With recent reports about sex-abuse cases in swimming bringing the issue under the microscope, the USOC appointed four-time Olympic cross-country skier Nina Kemppel to lead a 10-person task force, which expects to complete the project over the summer.
On Thursday, Kemppel told The Associated Press she hopes to produce a list of recommendations for the national governing bodies for the Olympic sports to follow.
"It's going to be a tool kit of best practices," she said. "For smaller NGBs, this picture may look very different than for larger NGBs. It's the key things of being really effective and promoting safe environments for kids."
There are more than 30 Olympic sports, and this marks the USOC's most concerted effort to offer some guidance.
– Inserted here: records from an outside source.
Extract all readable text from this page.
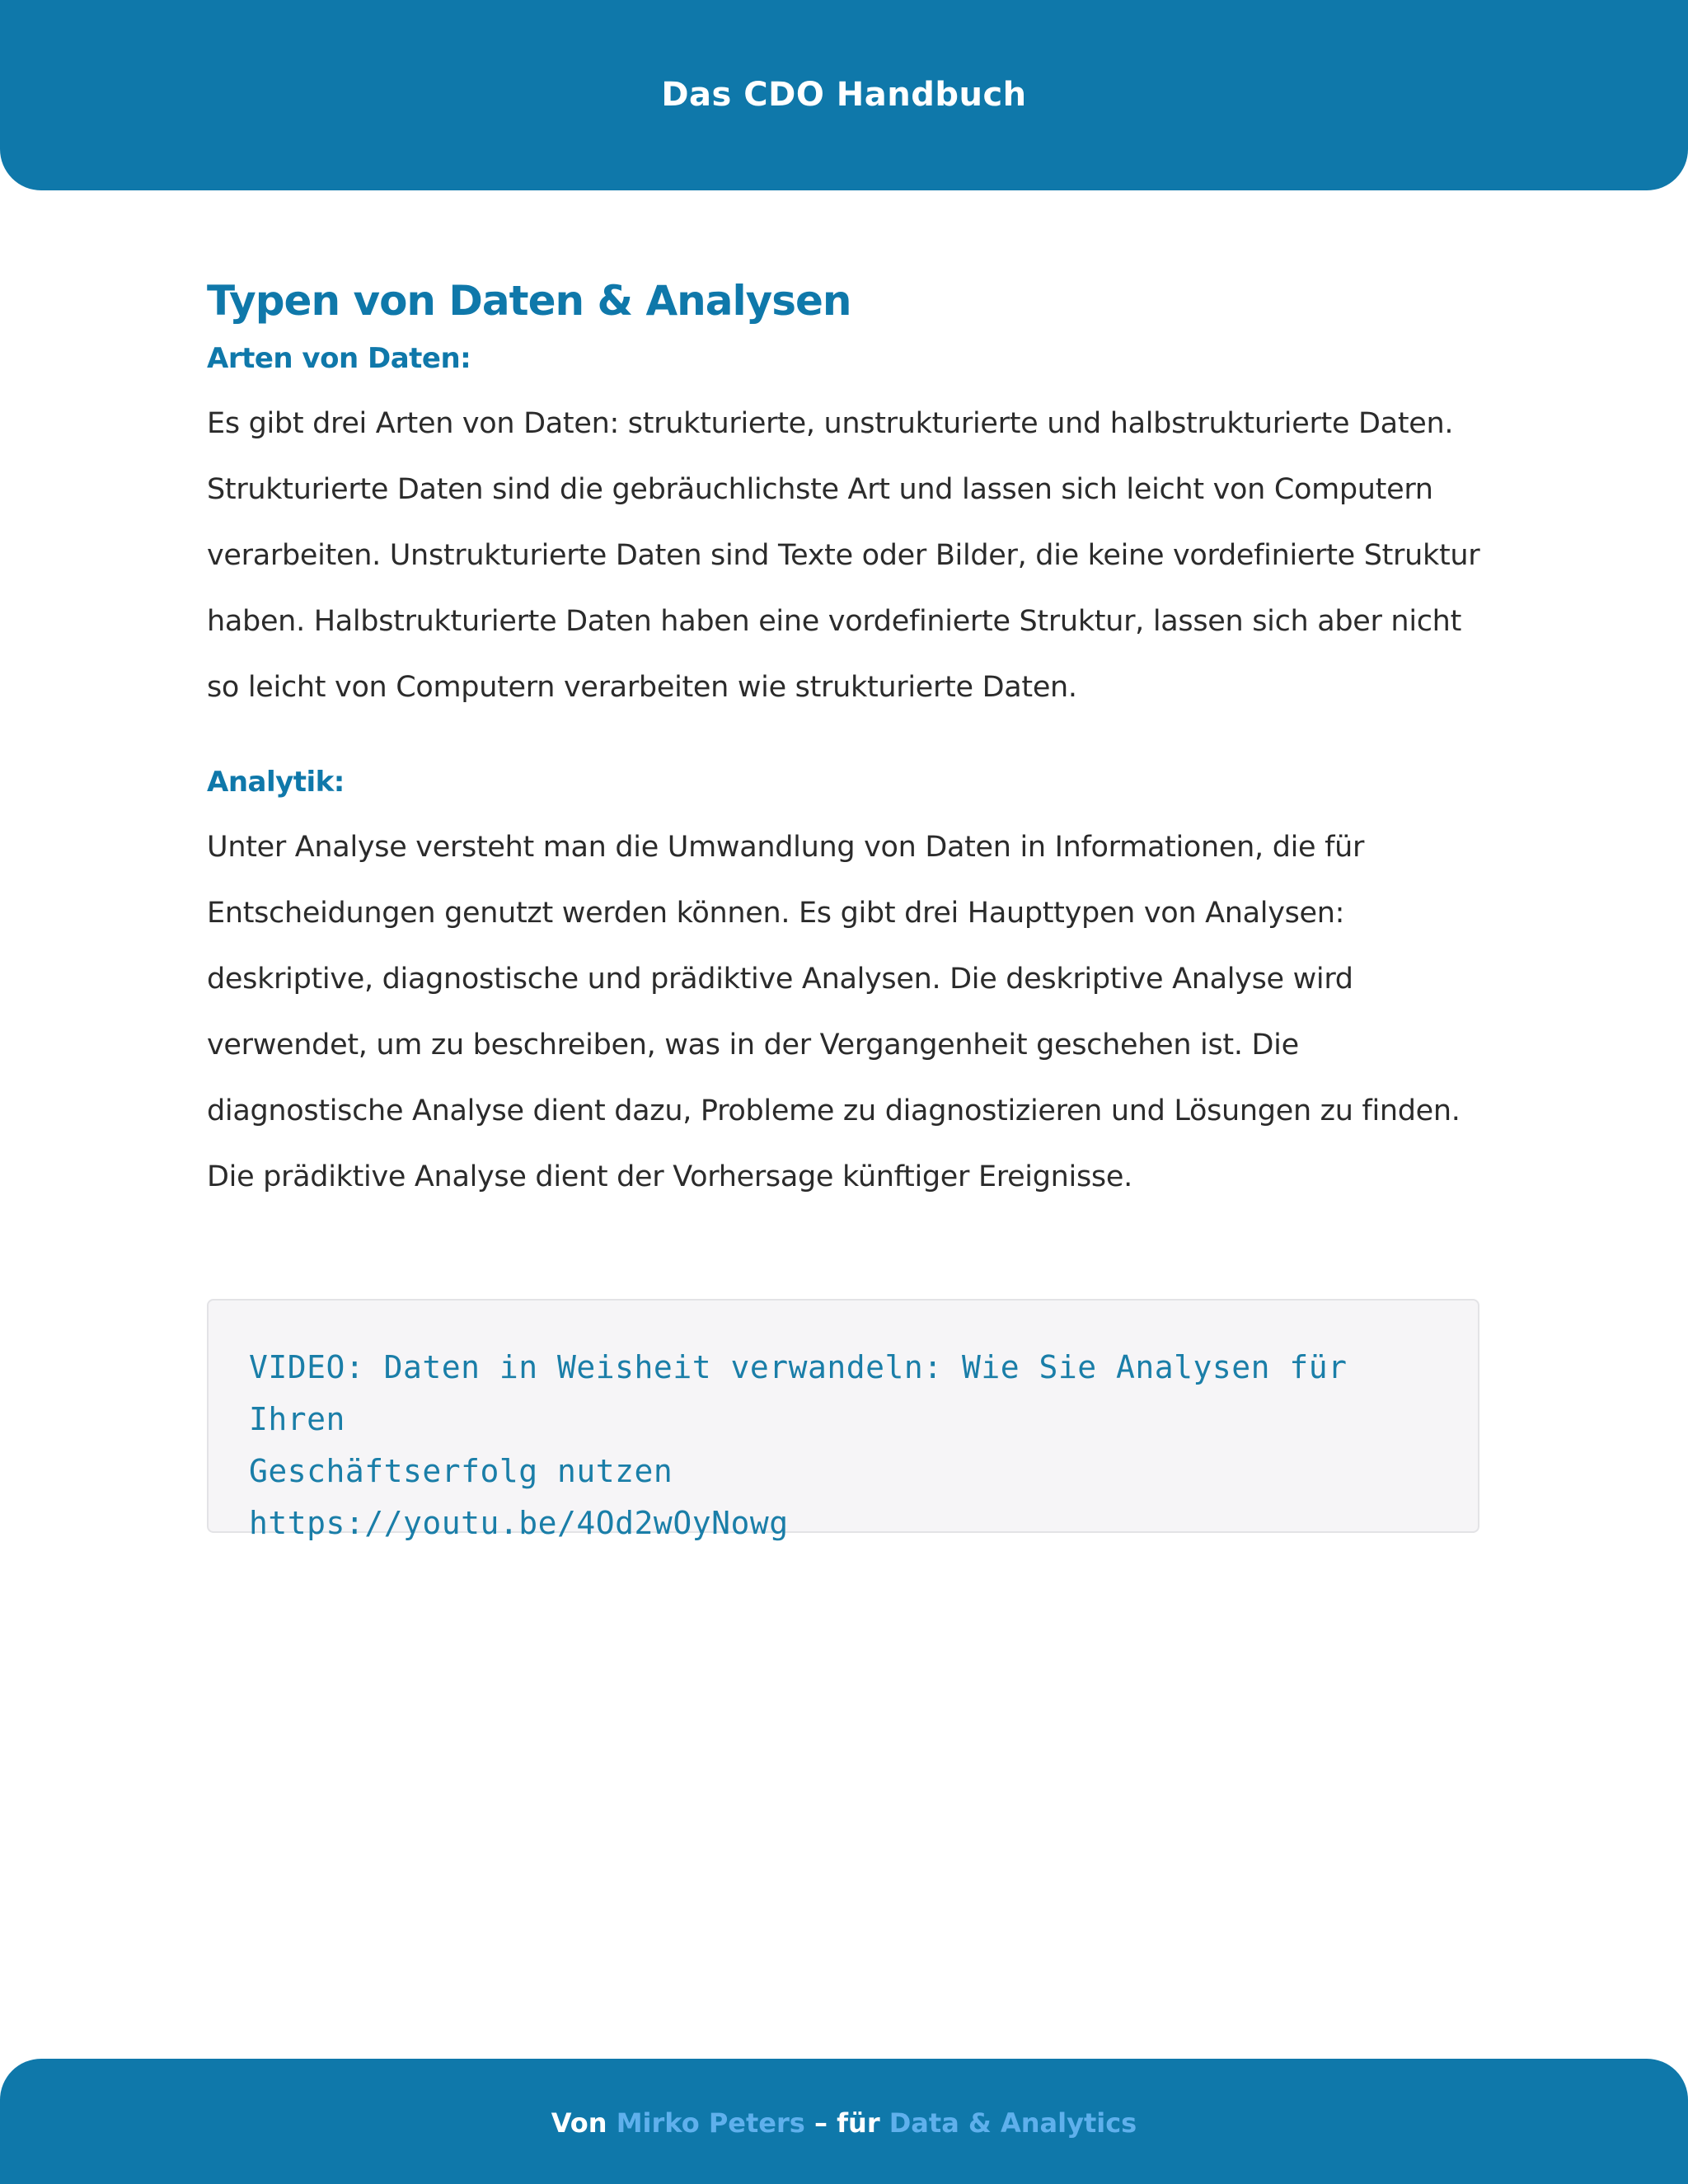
Das CDO Handbuch
Typen von Daten & Analysen
Arten von Daten:

Es gibt drei Arten von Daten: strukturierte, unstrukturierte und halbstrukturierte Daten. Strukturierte Daten sind die gebräuchlichste Art und lassen sich leicht von Computern verarbeiten. Unstrukturierte Daten sind Texte oder Bilder, die keine vordefinierte Struktur haben. Halbstrukturierte Daten haben eine vordefinierte Struktur, lassen sich aber nicht so leicht von Computern verarbeiten wie strukturierte Daten.

Analytik:

Unter Analyse versteht man die Umwandlung von Daten in Informationen, die für Entscheidungen genutzt werden können. Es gibt drei Haupttypen von Analysen: deskriptive, diagnostische und prädiktive Analysen. Die deskriptive Analyse wird verwendet, um zu beschreiben, was in der Vergangenheit geschehen ist. Die diagnostische Analyse dient dazu, Probleme zu diagnostizieren und Lösungen zu finden. Die prädiktive Analyse dient der Vorhersage künftiger Ereignisse.

VIDEO: Daten in Weisheit verwandeln: Wie Sie Analysen für Ihren
Geschäftserfolg nutzen
https://youtu.be/4Od2wOyNowg
Von Mirko Peters – für Data & Analytics
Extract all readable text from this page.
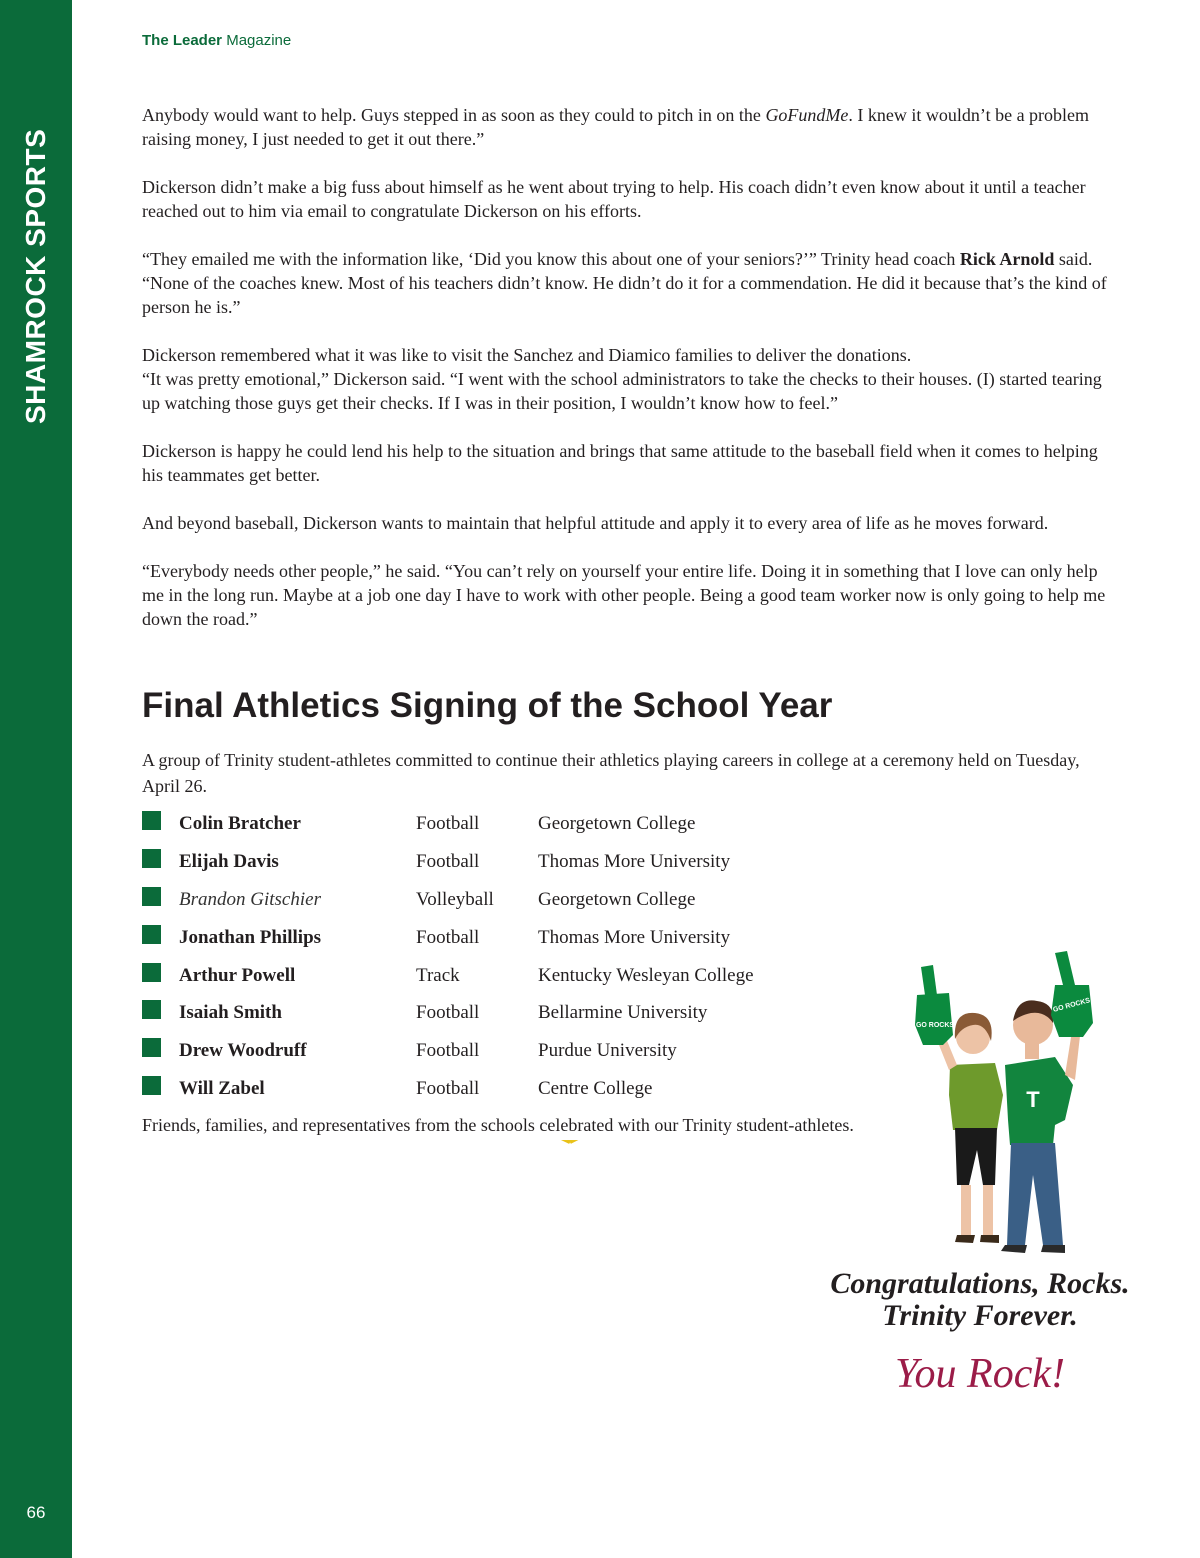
SHAMROCK SPORTS
66
The Leader Magazine

Anybody would want to help. Guys stepped in as soon as they could to pitch in on the GoFundMe. I knew it wouldn’t be a problem raising money, I just needed to get it out there.”

Dickerson didn’t make a big fuss about himself as he went about trying to help. His coach didn’t even know about it until a teacher reached out to him via email to congratulate Dickerson on his efforts.

“They emailed me with the information like, ‘Did you know this about one of your seniors?’” Trinity head coach Rick Arnold said. “None of the coaches knew. Most of his teachers didn’t know. He didn’t do it for a commendation. He did it because that’s the kind of person he is.”

Dickerson remembered what it was like to visit the Sanchez and Diamico families to deliver the donations.
“It was pretty emotional,” Dickerson said. “I went with the school administrators to take the checks to their houses. (I) started tearing up watching those guys get their checks. If I was in their position, I wouldn’t know how to feel.”

Dickerson is happy he could lend his help to the situation and brings that same attitude to the baseball field when it comes to helping his teammates get better.

And beyond baseball, Dickerson wants to maintain that helpful attitude and apply it to every area of life as he moves forward.

“Everybody needs other people,” he said. “You can’t rely on yourself your entire life. Doing it in something that I love can only help me in the long run. Maybe at a job one day I have to work with other people. Being a good team worker now is only going to help me down the road.”

Final Athletics Signing of the School Year

A group of Trinity student-athletes committed to continue their athletics playing careers in college at a ceremony held on Tuesday, April 26.

Colin Bratcher	Football	Georgetown College
Elijah Davis	Football	Thomas More University
Brandon Gitschier	Volleyball Georgetown College
Jonathan Phillips	Football	Thomas More University
Arthur Powell	Track	Kentucky Wesleyan College
Isaiah Smith	Football	Bellarmine University
Drew Woodruff	Football	Purdue University
Will Zabel	Football	Centre College

Friends, families, and representatives from the schools celebrated with our Trinity student-athletes.

GO ROCKS
T
GO ROCKS
Congratulations, Rocks.
Trinity Forever.
You Rock!
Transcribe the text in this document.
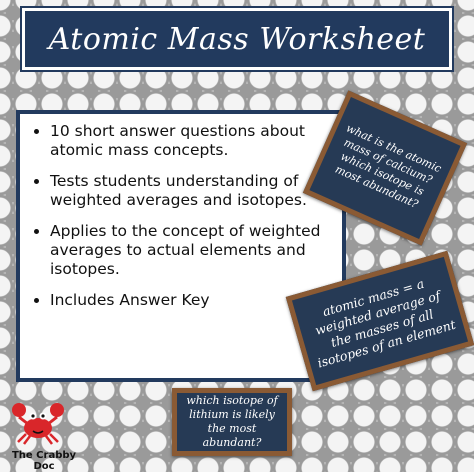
Atomic Mass Worksheet
• 10 short answer questions about atomic mass concepts.
• Tests students understanding of weighted averages and isotopes.
• Applies to the concept of weighted averages to actual elements and isotopes.
• Includes Answer Key
what is the atomic mass of calcium? which isotope is most abundant?
atomic mass = a weighted average of the masses of all isotopes of an element
which isotope of lithium is likely the most abundant?
The Crabby Doc
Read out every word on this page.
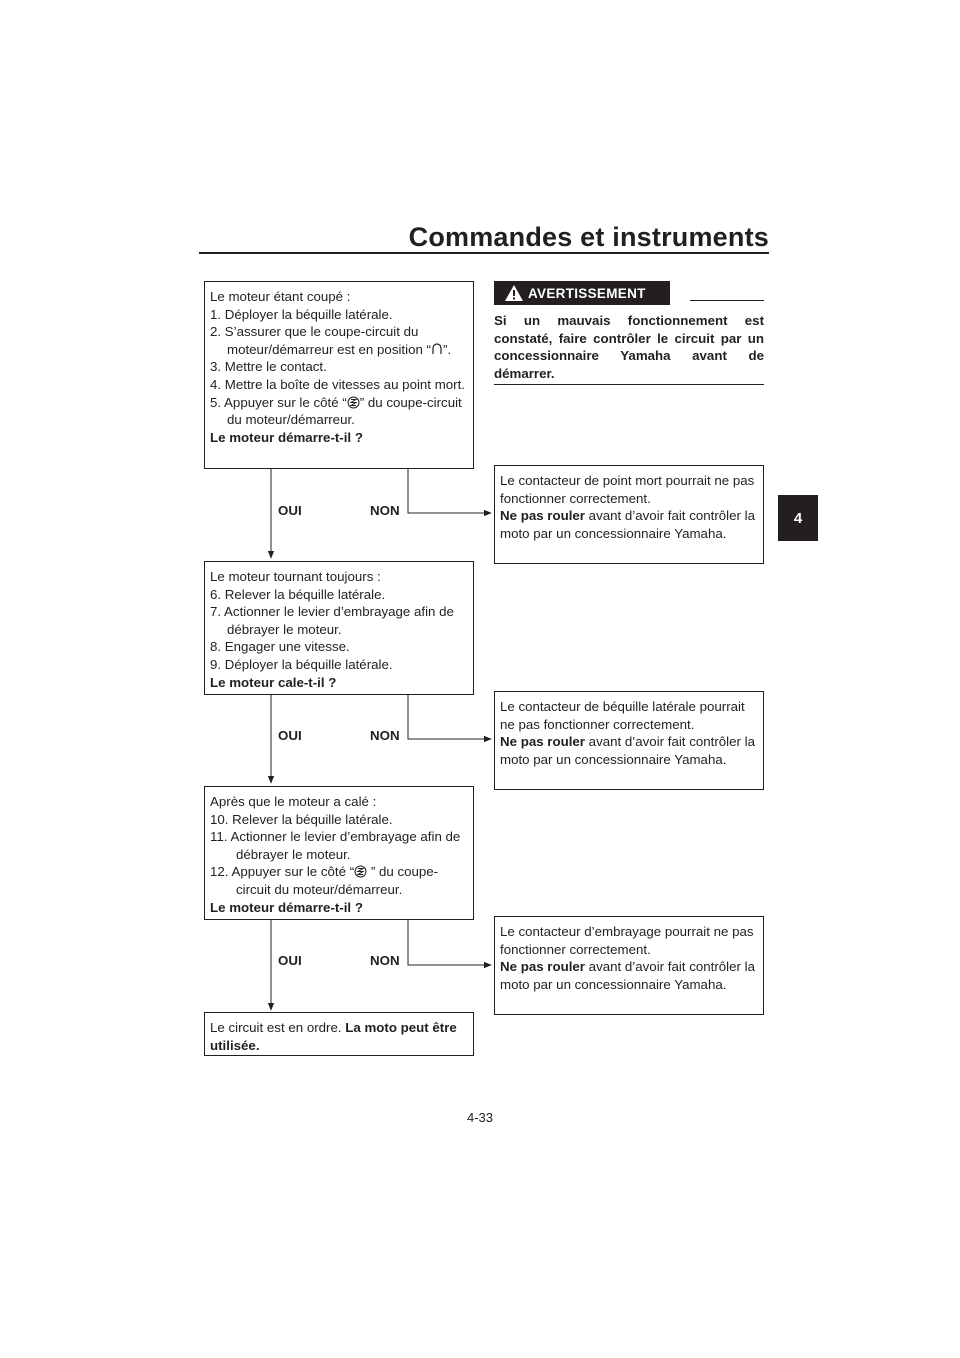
Commandes et instruments
4

Le moteur étant coupé :

1. Déployer la béquille latérale.

2. S’assurer que le coupe-circuit du moteur/démarreur est en position “ ”.

3. Mettre le contact.

4. Mettre la boîte de vitesses au point mort.

5. Appuyer sur le côté “ ” du coupe-circuit du moteur/démarreur.

Le moteur démarre-t-il ?

OUI	NON

Le moteur tournant toujours :

6. Relever la béquille latérale.

7. Actionner le levier d’embrayage afin de débrayer le moteur.

8. Engager une vitesse.

9. Déployer la béquille latérale.

Le moteur cale-t-il ?

OUI	NON

Après que le moteur a calé :

10. Relever la béquille latérale.

11. Actionner le levier d’embrayage afin de débrayer le moteur.

12. Appuyer sur le côté “ ” du coupe-circuit du moteur/démarreur.

Le moteur démarre-t-il ?

OUI	NON

Le circuit est en ordre. La moto peut être utilisée.

Le contacteur de point mort pourrait ne pas fonctionner correctement.

Ne pas rouler avant d’avoir fait contrôler la moto par un concessionnaire Yamaha.

Le contacteur de béquille latérale pourrait ne pas fonctionner correctement.

Ne pas rouler avant d’avoir fait contrôler la moto par un concessionnaire Yamaha.

Le contacteur d’embrayage pourrait ne pas fonctionner correctement.

Ne pas rouler avant d’avoir fait contrôler la moto par un concessionnaire Yamaha.

AVERTISSEMENT
Si un mauvais fonctionnement est constaté, faire contrôler le circuit par un concessionnaire Yamaha avant de démarrer.
4-33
"The top priority of the USOC and our national governing bodies is the safety of our athletes," USOC CEO Scott Blackmun said. "We want to take a comprehensive look at practices and guidelines in order to give sport organizations more resources to create positive training atmospheres and, above all, safe environments for all athletes."
At a meeting last week, the CEOs of the NGBs discussed best practices for conducting background checks on coaches. Background checks are a key part of any sex abuse prevention program, but they're imperfect because they mainly focus only on people who have been in the legal system.
Earlier this month, USA Swimming adopted parts of a seven-point plan designed to beef up its plan to protect children. Part of the plan was to publish a list of banned coaches; the list came out Wednesday and included former USA Swimming national team director Everett Uchiyama.
The USOC did not want its move portrayed as a direct reaction to the problems at USA Swimming, though Kemppel did acknowledge this is a good time to confront the issue.
"It's timely right now," she said. "The fact we haven't done this before doesn't mean it hasn't been on the top of people's minds. Now is an ideal time to look into it."
Also on the task force are a person from the insurance industry, a psychiatrist, a child-welfare lawyer and representatives from the national governing bodies, including figure skating and diving.